The poet, who compares the pie in the comedian's face with the Decline of the West or his own lost love, commits a fifth Damnation, but in this case the game element and whimsicality of the symbolism are safely obvious. At least, one would hope so; reading the New Critics occasionally raises doubts on this point.
Human society can be structured either according to the principle of authority or according to the principle of liberty. Authority is a static social configuration in which people act as superiors and inferiors: a sadomasochistic relationship. Liberty is a dynamic social configuration in which people act as equals: an erotic relationship. In every interaction between people, either Authority or Liberty is the dominant factor. Families, churches, lodges, clubs, and corporations are either more authoritarian than libertarian or more libertarian than authoritarian.

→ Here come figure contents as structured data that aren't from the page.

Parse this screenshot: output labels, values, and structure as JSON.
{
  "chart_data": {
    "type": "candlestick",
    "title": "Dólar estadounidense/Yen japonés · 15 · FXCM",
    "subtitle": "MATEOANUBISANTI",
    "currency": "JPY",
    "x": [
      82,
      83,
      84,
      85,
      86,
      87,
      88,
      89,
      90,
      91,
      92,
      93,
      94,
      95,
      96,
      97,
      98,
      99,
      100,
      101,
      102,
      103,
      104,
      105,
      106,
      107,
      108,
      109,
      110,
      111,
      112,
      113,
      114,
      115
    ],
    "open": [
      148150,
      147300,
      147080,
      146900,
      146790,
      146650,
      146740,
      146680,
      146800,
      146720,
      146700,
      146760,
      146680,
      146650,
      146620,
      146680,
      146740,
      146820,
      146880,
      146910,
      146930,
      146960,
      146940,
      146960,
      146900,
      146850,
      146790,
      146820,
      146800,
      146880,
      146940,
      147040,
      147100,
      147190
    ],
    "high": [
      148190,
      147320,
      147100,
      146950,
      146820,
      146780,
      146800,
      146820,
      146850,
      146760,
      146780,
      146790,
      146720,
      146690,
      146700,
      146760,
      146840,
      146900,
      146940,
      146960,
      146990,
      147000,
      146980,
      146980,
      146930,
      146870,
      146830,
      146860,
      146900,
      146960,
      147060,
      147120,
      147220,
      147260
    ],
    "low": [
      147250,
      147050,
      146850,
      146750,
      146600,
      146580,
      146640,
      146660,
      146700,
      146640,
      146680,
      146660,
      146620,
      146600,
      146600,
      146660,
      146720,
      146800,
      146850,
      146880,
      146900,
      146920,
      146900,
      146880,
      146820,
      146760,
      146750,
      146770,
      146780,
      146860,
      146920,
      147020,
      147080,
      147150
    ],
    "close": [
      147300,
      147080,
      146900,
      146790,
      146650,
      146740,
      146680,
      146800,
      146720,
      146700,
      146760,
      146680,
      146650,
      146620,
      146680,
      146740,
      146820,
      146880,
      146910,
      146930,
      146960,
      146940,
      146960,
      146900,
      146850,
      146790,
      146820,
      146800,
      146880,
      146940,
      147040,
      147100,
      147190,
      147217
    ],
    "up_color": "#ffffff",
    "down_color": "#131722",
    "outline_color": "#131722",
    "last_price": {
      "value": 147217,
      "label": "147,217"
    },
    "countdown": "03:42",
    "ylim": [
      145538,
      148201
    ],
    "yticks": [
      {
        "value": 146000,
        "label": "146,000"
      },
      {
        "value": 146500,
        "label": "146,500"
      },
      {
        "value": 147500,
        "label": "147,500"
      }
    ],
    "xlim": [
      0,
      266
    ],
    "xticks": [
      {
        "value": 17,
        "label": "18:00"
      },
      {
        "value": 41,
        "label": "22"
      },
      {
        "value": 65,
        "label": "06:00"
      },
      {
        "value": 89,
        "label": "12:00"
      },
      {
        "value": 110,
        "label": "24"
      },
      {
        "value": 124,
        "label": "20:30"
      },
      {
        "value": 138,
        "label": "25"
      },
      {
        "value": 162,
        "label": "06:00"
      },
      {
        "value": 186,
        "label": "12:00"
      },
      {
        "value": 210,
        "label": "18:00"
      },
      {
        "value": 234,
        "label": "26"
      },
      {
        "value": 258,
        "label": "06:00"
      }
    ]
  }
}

It becomes obvious as we proceed that the most pugnacious and intolerant form of authority is the State, which even today dares to assume an absolutism which the Church itself has long ago surrendered and to enforce obedience with the techniques of the Church's old and shameful Inquisition. Every form of authoritarianism is, however, a small "State," even if it has a membership of only two. Freud's remark to the effect that the delusion of one man is neurosis and the delusion of many men is religion can be generalized: The authoritarianism of one man is crime and the authoritarianism of many men is the State. Benjamin Tucker wrote quite accurately:
Aggression is simply another name for government. Aggression, invasion, government are interchangeable terms. The essence of government is control, or the attempt to control. He who attempts to control another is a governor, an aggressor, an invader; and the nature of such invasion is not changed, whether it be made by one man upon another man, after the manner of the ordinary criminal, or by one man upon all other men, after the manner of an absolute monarch, or by all other men upon one man, after the manner of a modern democracy.